OMAHA, Neb. -- People in Nebraska are surprised to hear their state has come up in a hot Canadian political debate. Tell folks here that the Parti Quebecois cites Nebraska's law on religious clothing as a precedent, and prepare for a series of puzzled stares.
That's because the law is nearly a century old and Nebraskans have forgotten it exists.
The PQ actually pointed to the law as a precedent for its values charter, a centrepiece of its current plan for re-election on April 7.
When he first introduced the charter last year, the minister responsible pointed to two U.S. states as evidence that Quebec would not be the only North American jurisdiction to ban religious clothing for state employees.
But during a recent trip to one of those states The Canadian Press couldn't find anyone aware of the law -- with news of it surprising a longtime politician, a legal analyst at the state legislature, a legislative historian, a political activist, multiple school-board officials, representatives of a teachers' union, two helpful research assistants at the Omaha public library, and the people at an Islamic centre.
"I never knew anything about any such kind of ridiculous law like that," said Chaka Muhammad Benson, a 26-year army drill sergeant and a convert to Islam.
"I think it's kind of stupid, if you ask me... If it doesn't have any hindrance on that person in the performance of their duties, then why go through all that rigamarole? It doesn't make any sense."
Clearly, the Nebraska state legislators of 1919 felt differently.
On Valentine's Day of that year, lawmakers voted for a bill that would punish teachers wearing religious garb in public schools.
Their target was Catholic nuns.
The sisters risked a one-year suspension, along with a $100 fine or 30 days in the county jail. The legislative committee that studied the bill heard how one family felt forced to move to a new town to avoid having their children taught by Catholics.
The Omaha World-Herald ran the story on the second page and didn't quote any opponents of the legislation -- just one politician who feared it was too weak.
"I think that this bill does not go far enough," he said. "I think we should require some of our teachers to add a little bit to the top of their dress and a ruffle or two at the bottom."
Fast-forward 94 years.
Last summer, as he introduced plans for a values charter that would apply not only in classrooms, but also hospitals, courthouses, law-enforcement, the auto-insurance board and all government offices, the lead PQ minister scoffed at the notion of Quebec as some kind of outlier.
In one interview, Bernard Drainville noted that France, Switzerland and Belgium had all developed policies of the sort. And even on this continent, he said, there are two American states -- Nebraska and Pennsylvania -- that don't allow religious symbols in public schools.
"It's not as if the democratic debate that we want in Quebec is not happening elsewhere," Drainville told the Globe and Mail.
There were actually three U.S. states with such laws when Illinois lawyer Mona Elgindy produced a research paper on the issue a few years ago.
Since then, Oregon has repealed a 1923 law that was inspired by the Ku Klux Klan. In Pennsylvania, after the law was applied in an early-1980s case, a pair of subsequent attempts to use it failed for different legal reasons, according to Elgindy's paper. The Pennsylvania Jewish Coalition, meanwhile, says it's not aware of any recent case where the state applied the 1949 law.
And then there's Nebraska. The ban still exists, technically, under statute numbers 79-898 and 79-899.
But a veteran legislator there says he'd never heard of it until contacted a few weeks ago by The Canadian Press.
"It is what is called a dead-letter law," Ernie Chambers said, after doing some research.
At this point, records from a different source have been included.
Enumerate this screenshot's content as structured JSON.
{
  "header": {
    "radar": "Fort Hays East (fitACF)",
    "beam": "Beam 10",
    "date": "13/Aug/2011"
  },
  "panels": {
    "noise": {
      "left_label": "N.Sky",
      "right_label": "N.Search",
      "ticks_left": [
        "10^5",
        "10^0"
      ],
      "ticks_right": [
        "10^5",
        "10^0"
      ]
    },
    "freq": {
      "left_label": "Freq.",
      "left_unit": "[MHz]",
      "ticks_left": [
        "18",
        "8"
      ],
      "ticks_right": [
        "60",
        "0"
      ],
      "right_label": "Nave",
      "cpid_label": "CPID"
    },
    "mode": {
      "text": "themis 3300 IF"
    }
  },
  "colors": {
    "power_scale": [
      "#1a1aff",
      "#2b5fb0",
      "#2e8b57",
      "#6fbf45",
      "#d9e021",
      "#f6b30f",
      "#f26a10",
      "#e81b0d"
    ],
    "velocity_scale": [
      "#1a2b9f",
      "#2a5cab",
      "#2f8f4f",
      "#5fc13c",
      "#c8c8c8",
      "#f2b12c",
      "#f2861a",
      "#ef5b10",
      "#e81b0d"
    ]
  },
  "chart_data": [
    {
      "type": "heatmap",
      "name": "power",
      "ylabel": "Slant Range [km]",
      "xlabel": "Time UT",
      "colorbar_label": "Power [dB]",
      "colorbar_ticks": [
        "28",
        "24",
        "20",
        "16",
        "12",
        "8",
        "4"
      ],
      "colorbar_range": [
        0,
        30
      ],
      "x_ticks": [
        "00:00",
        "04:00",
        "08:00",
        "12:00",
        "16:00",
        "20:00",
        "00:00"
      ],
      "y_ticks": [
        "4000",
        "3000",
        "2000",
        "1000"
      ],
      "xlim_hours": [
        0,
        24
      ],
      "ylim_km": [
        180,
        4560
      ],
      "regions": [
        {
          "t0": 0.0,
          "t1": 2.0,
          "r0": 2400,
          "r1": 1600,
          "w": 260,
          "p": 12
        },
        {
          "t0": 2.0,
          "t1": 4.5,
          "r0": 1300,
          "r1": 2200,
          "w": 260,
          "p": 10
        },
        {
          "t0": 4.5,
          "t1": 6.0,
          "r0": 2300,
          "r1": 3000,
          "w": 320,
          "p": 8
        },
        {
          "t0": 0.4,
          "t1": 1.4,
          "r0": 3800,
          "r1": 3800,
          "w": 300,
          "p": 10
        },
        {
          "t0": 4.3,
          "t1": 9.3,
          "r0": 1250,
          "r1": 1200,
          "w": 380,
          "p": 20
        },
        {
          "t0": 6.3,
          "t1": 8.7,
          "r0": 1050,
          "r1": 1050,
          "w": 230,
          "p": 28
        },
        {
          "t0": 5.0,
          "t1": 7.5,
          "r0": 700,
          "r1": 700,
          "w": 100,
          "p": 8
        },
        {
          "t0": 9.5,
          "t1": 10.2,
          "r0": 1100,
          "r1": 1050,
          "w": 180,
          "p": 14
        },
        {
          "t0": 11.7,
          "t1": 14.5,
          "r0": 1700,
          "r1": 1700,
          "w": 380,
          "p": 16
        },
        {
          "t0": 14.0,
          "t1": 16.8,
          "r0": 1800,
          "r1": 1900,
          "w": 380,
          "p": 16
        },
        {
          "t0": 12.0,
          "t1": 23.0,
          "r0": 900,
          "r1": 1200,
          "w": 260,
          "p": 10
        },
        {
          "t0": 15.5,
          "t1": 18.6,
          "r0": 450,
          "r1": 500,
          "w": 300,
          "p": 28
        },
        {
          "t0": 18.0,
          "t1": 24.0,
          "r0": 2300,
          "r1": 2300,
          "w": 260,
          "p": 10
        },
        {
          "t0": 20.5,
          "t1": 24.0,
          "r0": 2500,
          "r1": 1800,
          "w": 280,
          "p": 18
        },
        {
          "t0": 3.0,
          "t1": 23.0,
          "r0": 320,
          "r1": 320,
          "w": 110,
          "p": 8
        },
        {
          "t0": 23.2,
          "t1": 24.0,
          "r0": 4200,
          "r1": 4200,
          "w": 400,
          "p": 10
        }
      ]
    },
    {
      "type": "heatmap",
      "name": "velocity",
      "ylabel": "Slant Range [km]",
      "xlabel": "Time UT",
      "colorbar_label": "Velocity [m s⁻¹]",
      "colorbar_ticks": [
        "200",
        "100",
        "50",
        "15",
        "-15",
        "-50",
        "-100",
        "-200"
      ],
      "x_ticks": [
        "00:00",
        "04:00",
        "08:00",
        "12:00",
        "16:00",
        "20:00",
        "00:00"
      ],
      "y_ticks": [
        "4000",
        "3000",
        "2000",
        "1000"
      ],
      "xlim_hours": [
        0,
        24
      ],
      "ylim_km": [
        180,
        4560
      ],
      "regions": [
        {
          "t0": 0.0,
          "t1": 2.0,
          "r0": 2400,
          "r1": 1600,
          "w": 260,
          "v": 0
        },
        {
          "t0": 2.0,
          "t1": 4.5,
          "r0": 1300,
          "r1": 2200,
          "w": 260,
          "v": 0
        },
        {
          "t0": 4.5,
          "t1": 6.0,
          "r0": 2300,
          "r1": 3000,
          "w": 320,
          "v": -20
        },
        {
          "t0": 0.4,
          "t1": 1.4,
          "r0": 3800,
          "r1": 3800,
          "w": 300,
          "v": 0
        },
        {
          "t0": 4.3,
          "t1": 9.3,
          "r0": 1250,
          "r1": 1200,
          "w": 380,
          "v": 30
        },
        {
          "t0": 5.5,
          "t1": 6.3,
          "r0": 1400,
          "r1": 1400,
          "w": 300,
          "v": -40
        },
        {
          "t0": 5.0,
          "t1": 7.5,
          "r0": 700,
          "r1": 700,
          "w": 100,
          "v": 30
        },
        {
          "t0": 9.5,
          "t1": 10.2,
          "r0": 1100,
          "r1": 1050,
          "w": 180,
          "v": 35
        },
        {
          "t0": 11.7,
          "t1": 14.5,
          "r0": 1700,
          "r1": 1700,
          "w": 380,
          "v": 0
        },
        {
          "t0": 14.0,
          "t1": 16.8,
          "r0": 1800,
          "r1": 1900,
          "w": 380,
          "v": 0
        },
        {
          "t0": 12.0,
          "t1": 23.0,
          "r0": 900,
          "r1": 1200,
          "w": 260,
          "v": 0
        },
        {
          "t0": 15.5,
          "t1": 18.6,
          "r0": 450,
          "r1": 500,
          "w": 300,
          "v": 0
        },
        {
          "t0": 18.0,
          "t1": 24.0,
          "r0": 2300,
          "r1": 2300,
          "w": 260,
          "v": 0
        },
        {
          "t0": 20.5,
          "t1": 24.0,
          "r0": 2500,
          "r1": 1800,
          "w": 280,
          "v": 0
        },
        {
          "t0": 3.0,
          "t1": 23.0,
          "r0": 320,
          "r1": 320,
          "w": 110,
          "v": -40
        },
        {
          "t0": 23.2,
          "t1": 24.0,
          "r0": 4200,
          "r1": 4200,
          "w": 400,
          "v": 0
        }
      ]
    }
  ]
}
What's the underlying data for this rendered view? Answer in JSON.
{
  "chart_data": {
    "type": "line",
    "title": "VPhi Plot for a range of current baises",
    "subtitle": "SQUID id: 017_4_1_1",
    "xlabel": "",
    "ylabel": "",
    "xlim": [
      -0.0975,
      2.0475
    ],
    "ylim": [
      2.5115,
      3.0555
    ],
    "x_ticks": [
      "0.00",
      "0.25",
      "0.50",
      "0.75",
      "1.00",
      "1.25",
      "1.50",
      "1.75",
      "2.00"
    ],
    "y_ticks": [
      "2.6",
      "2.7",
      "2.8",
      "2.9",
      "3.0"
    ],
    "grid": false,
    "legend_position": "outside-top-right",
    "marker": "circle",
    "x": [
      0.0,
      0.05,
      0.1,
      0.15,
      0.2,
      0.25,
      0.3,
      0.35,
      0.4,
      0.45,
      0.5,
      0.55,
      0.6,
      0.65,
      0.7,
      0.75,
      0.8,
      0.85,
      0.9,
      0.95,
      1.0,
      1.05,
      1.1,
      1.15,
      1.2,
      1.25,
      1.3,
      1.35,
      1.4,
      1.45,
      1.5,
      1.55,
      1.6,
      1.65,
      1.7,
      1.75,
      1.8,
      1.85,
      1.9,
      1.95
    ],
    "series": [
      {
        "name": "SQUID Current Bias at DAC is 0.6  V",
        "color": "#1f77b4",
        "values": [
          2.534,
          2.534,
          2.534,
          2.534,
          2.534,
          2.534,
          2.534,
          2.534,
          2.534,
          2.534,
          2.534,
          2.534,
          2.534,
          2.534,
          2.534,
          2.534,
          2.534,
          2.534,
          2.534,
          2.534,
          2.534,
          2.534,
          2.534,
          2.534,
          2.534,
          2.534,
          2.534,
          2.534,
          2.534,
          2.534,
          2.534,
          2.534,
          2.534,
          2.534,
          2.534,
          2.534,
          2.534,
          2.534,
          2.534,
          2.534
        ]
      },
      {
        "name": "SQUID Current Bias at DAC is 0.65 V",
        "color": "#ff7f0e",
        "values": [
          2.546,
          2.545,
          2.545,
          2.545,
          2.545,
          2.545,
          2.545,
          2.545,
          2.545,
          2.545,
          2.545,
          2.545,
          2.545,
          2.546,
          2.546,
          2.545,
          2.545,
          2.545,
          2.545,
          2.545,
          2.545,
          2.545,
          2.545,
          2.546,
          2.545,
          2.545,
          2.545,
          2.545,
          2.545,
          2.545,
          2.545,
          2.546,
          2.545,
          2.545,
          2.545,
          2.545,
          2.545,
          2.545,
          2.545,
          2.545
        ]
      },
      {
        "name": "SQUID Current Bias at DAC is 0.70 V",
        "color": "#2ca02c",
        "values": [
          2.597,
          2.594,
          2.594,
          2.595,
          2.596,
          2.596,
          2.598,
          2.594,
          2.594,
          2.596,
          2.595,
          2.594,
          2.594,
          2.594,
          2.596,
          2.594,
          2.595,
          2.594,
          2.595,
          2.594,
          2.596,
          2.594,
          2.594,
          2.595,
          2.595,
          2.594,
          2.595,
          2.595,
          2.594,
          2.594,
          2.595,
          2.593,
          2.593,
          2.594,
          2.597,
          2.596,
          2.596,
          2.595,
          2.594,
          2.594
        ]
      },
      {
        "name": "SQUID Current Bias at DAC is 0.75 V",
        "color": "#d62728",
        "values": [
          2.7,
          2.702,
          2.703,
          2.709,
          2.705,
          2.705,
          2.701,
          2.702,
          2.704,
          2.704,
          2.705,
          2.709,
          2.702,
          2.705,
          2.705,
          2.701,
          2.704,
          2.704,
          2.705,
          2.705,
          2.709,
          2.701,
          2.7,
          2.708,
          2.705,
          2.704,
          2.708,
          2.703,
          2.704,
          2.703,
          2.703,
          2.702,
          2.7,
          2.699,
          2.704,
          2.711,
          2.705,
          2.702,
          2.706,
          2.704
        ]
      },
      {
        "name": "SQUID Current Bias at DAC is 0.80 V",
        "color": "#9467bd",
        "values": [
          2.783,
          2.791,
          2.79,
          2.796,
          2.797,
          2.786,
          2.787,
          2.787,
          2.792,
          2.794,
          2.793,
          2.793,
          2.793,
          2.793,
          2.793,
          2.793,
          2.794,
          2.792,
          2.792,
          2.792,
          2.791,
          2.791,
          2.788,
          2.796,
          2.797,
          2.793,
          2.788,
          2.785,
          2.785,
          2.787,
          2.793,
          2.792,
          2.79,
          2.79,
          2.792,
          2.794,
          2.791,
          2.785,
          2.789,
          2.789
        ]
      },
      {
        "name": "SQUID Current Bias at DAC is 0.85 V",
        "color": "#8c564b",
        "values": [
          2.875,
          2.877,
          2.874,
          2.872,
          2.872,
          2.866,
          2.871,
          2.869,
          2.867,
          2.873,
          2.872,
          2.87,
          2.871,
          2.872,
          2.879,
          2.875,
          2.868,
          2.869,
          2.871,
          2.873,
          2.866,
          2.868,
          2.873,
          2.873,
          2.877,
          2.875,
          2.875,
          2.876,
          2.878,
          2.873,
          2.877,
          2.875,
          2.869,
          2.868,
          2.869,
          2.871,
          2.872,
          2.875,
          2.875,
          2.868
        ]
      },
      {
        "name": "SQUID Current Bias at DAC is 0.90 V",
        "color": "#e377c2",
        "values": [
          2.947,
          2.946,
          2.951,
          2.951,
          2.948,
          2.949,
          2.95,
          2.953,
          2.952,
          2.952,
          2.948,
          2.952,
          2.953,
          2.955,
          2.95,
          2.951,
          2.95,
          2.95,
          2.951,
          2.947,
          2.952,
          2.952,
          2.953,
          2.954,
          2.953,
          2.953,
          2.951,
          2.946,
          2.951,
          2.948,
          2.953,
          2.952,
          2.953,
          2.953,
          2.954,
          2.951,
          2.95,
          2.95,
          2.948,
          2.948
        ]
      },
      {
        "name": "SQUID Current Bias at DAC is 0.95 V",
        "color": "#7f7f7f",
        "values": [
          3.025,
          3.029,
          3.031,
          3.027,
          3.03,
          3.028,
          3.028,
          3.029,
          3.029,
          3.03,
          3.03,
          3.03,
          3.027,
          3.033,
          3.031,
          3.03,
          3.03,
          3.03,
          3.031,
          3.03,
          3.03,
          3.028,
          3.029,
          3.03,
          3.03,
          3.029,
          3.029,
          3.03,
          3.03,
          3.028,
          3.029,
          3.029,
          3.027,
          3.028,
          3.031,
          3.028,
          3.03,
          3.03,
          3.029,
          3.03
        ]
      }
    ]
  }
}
"Meaning, it's there but it's never enforced."
If anyone had known about the law, it would have been Chambers.
An elected politician in Nebraska since 1971, he's a staunch advocate of a secular state. In fact, he even filed a lawsuit against God once, demanding an injunction against suffering. He was trying to make a point about frivolous lawsuits, and lost the case.
Chambers didn't want to comment on the Quebec debate but said he has mixed feelings upon learning of the old Nebraska law. He likes religious clothing kept out of the classroom but, he said, he doesn't like the threat of criminal penalties.
In any case, he said, he won't bother trying to amend it because it's just one of many out-of-date, unapplied laws and it doesn't rank very high on the to-do list.
One legal counsel at the Nebraska legislature said there'd probably be trouble if someone did try applying the law. In an email, she called it constitutionally suspect and said any school district that tried using it would likely be sued and lose.
At the Islamic Center of Omaha, one man said it's wrong to cite his state as a precedent for what's going on in Canada.
"They're being deceptive," said Samyr El-Refaie, a university student who handles public affairs at the centre. "They're using an example of a law that's not being enacted.
"It's like a kangaroo law. Some states have these crazy, outlandish laws that were passed in the 1800s -- like a having a kangaroo is a federal crime, or staying up past midnight could get you in trouble. It's just a law that doesn't apply."
He said he knows a teacher who wears a hijab. She was contacted for this story, but declined to be interviewed.
If this dusty old law is now forgotten, it appears, some people would like to keep it that way.